Re: Cass & Burden: the Mean Eyed Cat
Cass didn't think the man with the odd eyes was in much of a hurry for anything. He had the quiet, still quality of someone who needn't and who didn't want to, either. Contemplative, a little penny philosopher behind the bar. She'd met one once, a similar kind of soul who dispensed truths and homilies and plaintive contemplation while wiping the grease from the dishwasher clear of glass and liked him all the better for it. He had been old, though. Old and his skin looked lived in, the kind of creases that spoke of very hot sun and long days and little sleeping in them.
"You mean they record them instead of seeing them?" She understood him now, and Cass smiled with her cheek in her palm and her elbow on the bar and her glass at her lips. "I don't believe you can see anything with a lens. You have to see it to know that it's there to capture, but it means nothing. I remember an old tale, of photographs taking pieces of people's souls with them. I don't know if I believe a lens has it in it, to steal. Perhaps a look."
Her smile spread broad, she breathed like laughter hadn't quite made up its mind whether it ought to be laughed or not. "Your decades are safe.

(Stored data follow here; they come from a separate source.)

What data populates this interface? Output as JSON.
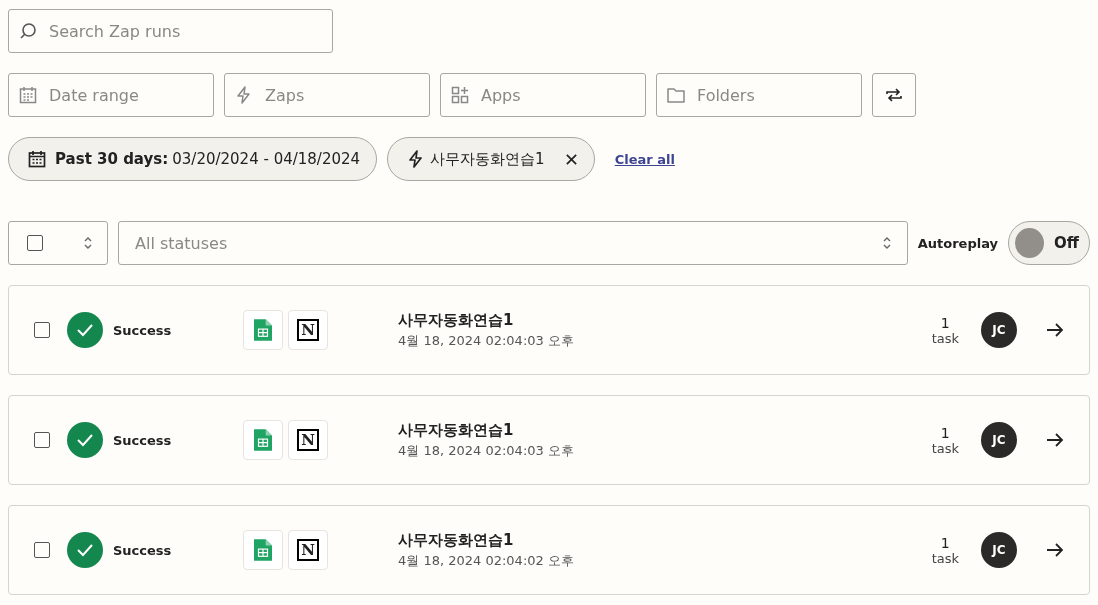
{
  "search": {
    "placeholder": "Search Zap runs"
  },
  "filters": [
    {
      "kind": "calendar",
      "placeholder": "Date range"
    },
    {
      "kind": "bolt",
      "placeholder": "Zaps"
    },
    {
      "kind": "apps",
      "placeholder": "Apps"
    },
    {
      "kind": "folder",
      "placeholder": "Folders"
    }
  ],
  "active_filters": [
    {
      "kind": "date",
      "label": "Past 30 days:",
      "value": "03/20/2024 - 04/18/2024"
    },
    {
      "kind": "zap",
      "value": "사무자동화연습1",
      "removable": true
    }
  ],
  "clear_all": "Clear all",
  "select_all": {
    "checked": false
  },
  "status_filter": {
    "placeholder": "All statuses"
  },
  "autoreplay": {
    "label": "Autoreplay",
    "on": false,
    "state": "Off"
  },
  "runs": [
    {
      "checked": false,
      "status": "Success",
      "apps": [
        {
          "kind": "sheets"
        },
        {
          "kind": "notion",
          "glyph": "N"
        }
      ],
      "zap": "사무자동화연습1",
      "time": "4월 18, 2024 02:04:03 오후",
      "count": "1",
      "unit": "task",
      "owner": "JC"
    },
    {
      "checked": false,
      "status": "Success",
      "apps": [
        {
          "kind": "sheets"
        },
        {
          "kind": "notion",
          "glyph": "N"
        }
      ],
      "zap": "사무자동화연습1",
      "time": "4월 18, 2024 02:04:03 오후",
      "count": "1",
      "unit": "task",
      "owner": "JC"
    },
    {
      "checked": false,
      "status": "Success",
      "apps": [
        {
          "kind": "sheets"
        },
        {
          "kind": "notion",
          "glyph": "N"
        }
      ],
      "zap": "사무자동화연습1",
      "time": "4월 18, 2024 02:04:02 오후",
      "count": "1",
      "unit": "task",
      "owner": "JC"
    }
  ]
}
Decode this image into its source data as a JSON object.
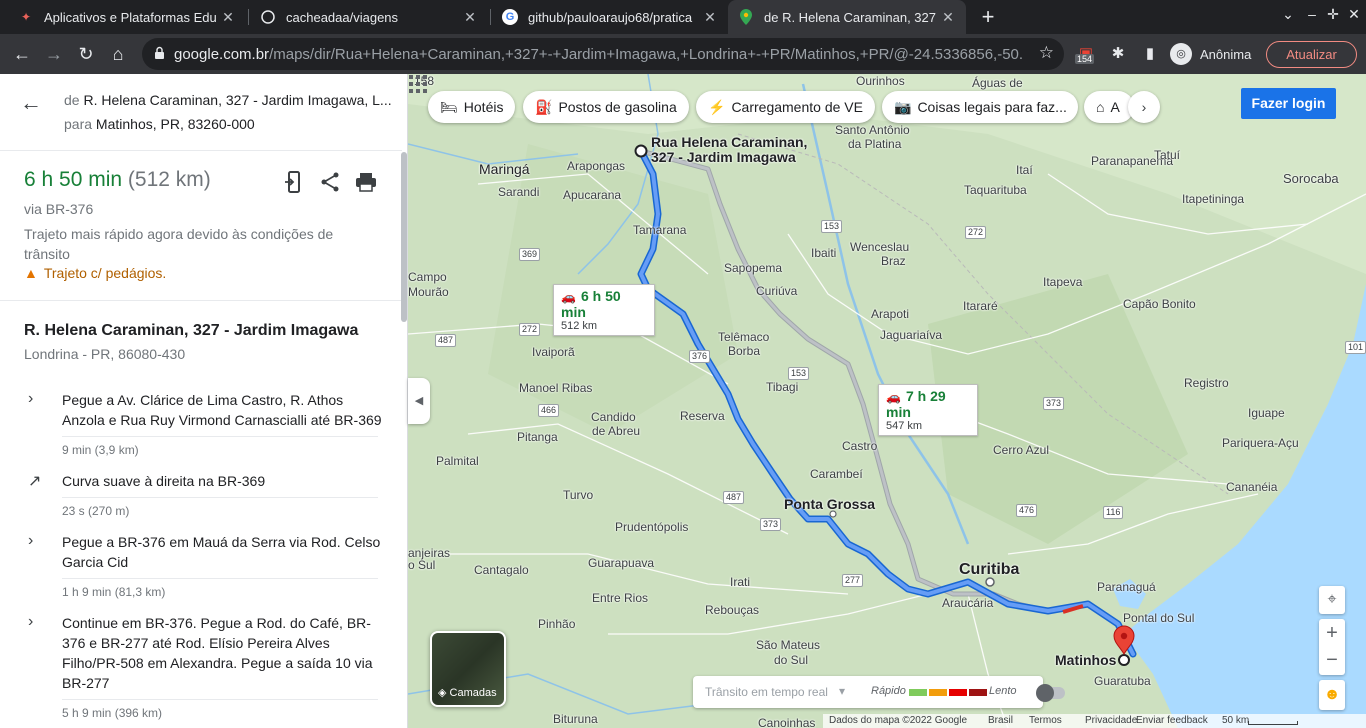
{
  "browser": {
    "tabs": [
      {
        "title": "Aplicativos e Plataformas Edu",
        "icon": "app-tab-icon"
      },
      {
        "title": "cacheadaa/viagens",
        "icon": "github-icon"
      },
      {
        "title": "github/pauloaraujo68/pratica",
        "icon": "google-icon"
      },
      {
        "title": "de R. Helena Caraminan, 327",
        "icon": "maps-icon"
      }
    ],
    "url_host": "google.com.br",
    "url_path": "/maps/dir/Rua+Helena+Caraminan,+327+-+Jardim+Imagawa,+Londrina+-+PR/Matinhos,+PR/@-24.5336856,-50....",
    "extension_badge": "154",
    "profile_label": "Anônima",
    "update_label": "Atualizar"
  },
  "directions": {
    "from_label": "de",
    "from": "R. Helena Caraminan, 327 - Jardim Imagawa, L...",
    "to_label": "para",
    "to": "Matinhos, PR, 83260-000",
    "duration": "6 h 50 min",
    "distance": "(512 km)",
    "via": "via BR-376",
    "note": "Trajeto mais rápido agora devido às condições de trânsito",
    "warning": "Trajeto c/ pedágios.",
    "origin_title": "R. Helena Caraminan, 327 - Jardim Imagawa",
    "origin_subtitle": "Londrina - PR, 86080-430",
    "steps": [
      {
        "text": "Pegue a Av. Clárice de Lima Castro, R. Athos Anzola e Rua Ruy Virmond Carnascialli até BR-369",
        "meta": "9 min (3,9 km)",
        "icon": "chevron-right-icon"
      },
      {
        "text": "Curva suave à direita na BR-369",
        "meta": "23 s (270 m)",
        "icon": "slight-right-arrow-icon"
      },
      {
        "text": "Pegue a BR-376 em Mauá da Serra via Rod. Celso Garcia Cid",
        "meta": "1 h 9 min (81,3 km)",
        "icon": "chevron-right-icon"
      },
      {
        "text": "Continue em BR-376. Pegue a Rod. do Café, BR-376 e BR-277 até Rod. Elísio Pereira Alves Filho/PR-508 em Alexandra. Pegue a saída 10 via BR-277",
        "meta": "5 h 9 min (396 km)",
        "icon": "chevron-right-icon"
      }
    ]
  },
  "map": {
    "chips": [
      "Hotéis",
      "Postos de gasolina",
      "Carregamento de VE",
      "Coisas legais para faz...",
      "A"
    ],
    "login": "Fazer login",
    "callout_main": {
      "time": "6 h 50 min",
      "dist": "512 km"
    },
    "callout_alt": {
      "time": "7 h 29 min",
      "dist": "547 km"
    },
    "origin_pin_label": "Rua Helena Caraminan, 327 - Jardim Imagawa",
    "dest_pin_label": "Matinhos",
    "layers_label": "Camadas",
    "traffic_select": "Trânsito em tempo real",
    "traffic_fast": "Rápido",
    "traffic_slow": "Lento",
    "traffic_colors": [
      "#7fcb5c",
      "#f29d0c",
      "#e60000",
      "#9e1313"
    ],
    "attribution": [
      "Dados do mapa ©2022 Google",
      "Brasil",
      "Termos",
      "Privacidade",
      "Enviar feedback",
      "50 km"
    ],
    "places": [
      "158",
      "Ourinhos",
      "Águas de",
      "Santo Antônio",
      "da Platina",
      "Maringá",
      "Arapongas",
      "Sarandi",
      "Apucarana",
      "Tamarana",
      "Campo",
      "Mourão",
      "Ivaiporã",
      "Manoel Ribas",
      "Candido",
      "de Abreu",
      "Pitanga",
      "Palmital",
      "Turvo",
      "Prudentópolis",
      "Guarapuava",
      "Cantagalo",
      "Entre Rios",
      "Pinhão",
      "Irati",
      "Rebouças",
      "São Mateus",
      "do Sul",
      "Bituruna",
      "Canoinhas",
      "anjeiras",
      "o Sul",
      "Sapopema",
      "Curiúva",
      "Telêmaco",
      "Borba",
      "Tibagi",
      "Reserva",
      "Castro",
      "Carambeí",
      "Ponta Grossa",
      "Curitiba",
      "Araucária",
      "Paranaguá",
      "Pontal do Sul",
      "Guaratuba",
      "Ibaiti",
      "Wenceslau",
      "Braz",
      "Arapoti",
      "Jaguariaíva",
      "Itararé",
      "Cerro Azul",
      "Itaí",
      "Taquarituba",
      "Itapeva",
      "Capão Bonito",
      "Registro",
      "Iguape",
      "Pariquera-Açu",
      "Cananéia",
      "Paranapanema",
      "Tatuí",
      "Itapetininga",
      "Sorocaba"
    ],
    "roads": [
      "369",
      "272",
      "487",
      "466",
      "376",
      "153",
      "487",
      "373",
      "277",
      "476",
      "116",
      "373",
      "101",
      "272",
      "153"
    ]
  }
}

I sold things to rich people who hadn't the knack of being happy," she told him, unreservedly, and Cass looked around the bar herself, entirely interested in where his eyes settled as much as where her own fell. Seeing things through other perspectives was more interesting than one's own, much of the time.
"I think it's a gimmick. I'd like to believe someone loved him enough to build him a living shrine, but I think you must get sick of it, or fall out of love eventually. It's not the man," Cass said with the wisdom of knowing she could touch the bar and read it truly, if she idled long enough. But she preferred not to divine its history but to guess, a little. "What's your name? Mine is Cassandra. But I'm Cass, on a good day." Her smile darted slyly, as if she'd any control at all about good days or ill.